Tag Archives: farm subsidies

Pigovian taxes on cows

As suggested by the EPA:

On a serious note, in the story, the farmer featured complained about how such a tax would hurt him financially. While that may be true, it should be irrelevant. If there is truly an externality here and it can be effectively measured and properly implemented, then there should be a tax on cows in the amount that is equivalent to the negative harm done per cow. That’s all that matters. It all hinges on the extent to which cows cause global warming and the extent to which global warming harms society.

I don’t know what kind of market cows are, but I would imagine it’s probably close to perfect competition suggesting that the tax would likely be borne by him, the producer rather than us, the consumers. They’re talking about $175/cow/year tax. On the other hand, this farm received $561,695 in federal subsidies from 1996-2006.

A good first step would be getting rid of these subsidies entirely, which would let the market correct itself inasmuch as it can before trying to internalize these negative externalities. It would make more sense to remove the existing distortion, see what happens in the market, and then layer on the Pigovian tax.

Let the number of cows produced decrease in a two-step process, rather than shocking the market all at once which would probably unfairly tarnish the idea of a Pigovian tax as a policy tool. (“Look what happened to the price of beef and dairy when we…!” etc.)

Via Greg Mankiw.

Obama and farm subsidies

From Greg Mankiw:

Like President-elect Obama (but unlike candidate Obama), I am all for getting rid of farm subsidies. But why would you want to use taxpayer funds to encourage large, efficient, profitable farms to break up into smaller, less efficient, less profitable farms? Isn’t that precisely what you do if you maintain subsidies only for small farmers?
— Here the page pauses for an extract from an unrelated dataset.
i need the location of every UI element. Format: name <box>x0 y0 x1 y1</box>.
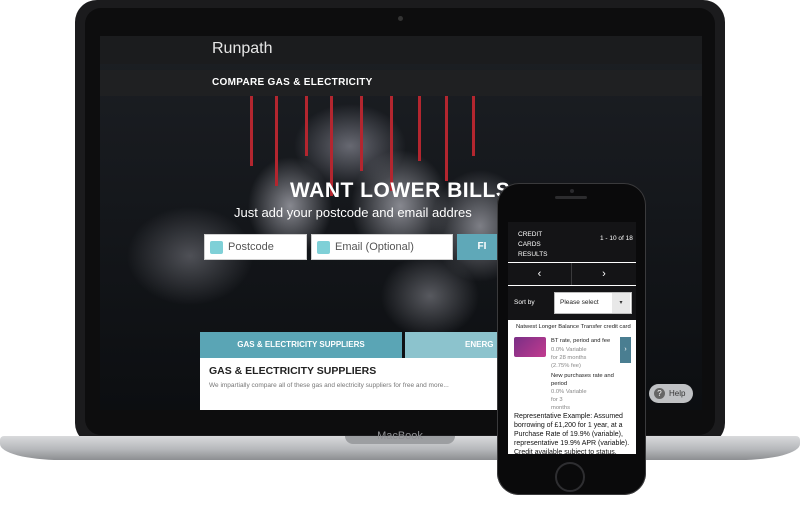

I’ve thought about this, too. A lot. The answer is pure politics wrapped in an age-old economic battle: equity vs efficiency. Doing what’s efficient vs doing what’s “fair”. (Fairness being a subjectively ambiguous term.)

I’m all for getting rid of farm subsidies to everyone and letting the market sort out who wins and who loses. This places smaller farmers a distinct disadvantage because an industry like wheat farming is the almost-perfect definition of perfect competition. Neither side has market power. The only way for a farmer to increase their income is by producing more wheat. As the big guys are bigger, they have economies of scale, especially in terms of capital investment on their side. In a price-taking market, this advantage is the only business advantage possible.

Subsidizing the little guys makes them more competitive with the big guys, but this is a distortion of market efficiency. Sometimes this makes sense, but not in the case of farming in the US: we produce more food than we could ever consumer, so why are we subsidizing anyone? (Food shortages are not a production problem, they are political and logistics problems.) Subsidizing smaller producers can be done to encourage competition, but we’re already in a perfectly competitive market, so distorting the market in some way is entirely counterproductive.

Alas it is politically unacceptable to make a move that favors the big guy over the little guy. Even though doing so would ultimately better for society. Let us not fall victim to the broken window fallacy that we’re keeping smaller farmers in jobs by subsidizing them. We could just as easily be spending that money more efficiently by putting other people to work in areas that actually make sense: infrastructure repair and long-term capital investments in green energy technology, for example. We need these two things more than we need greater quantities of domestic farm products.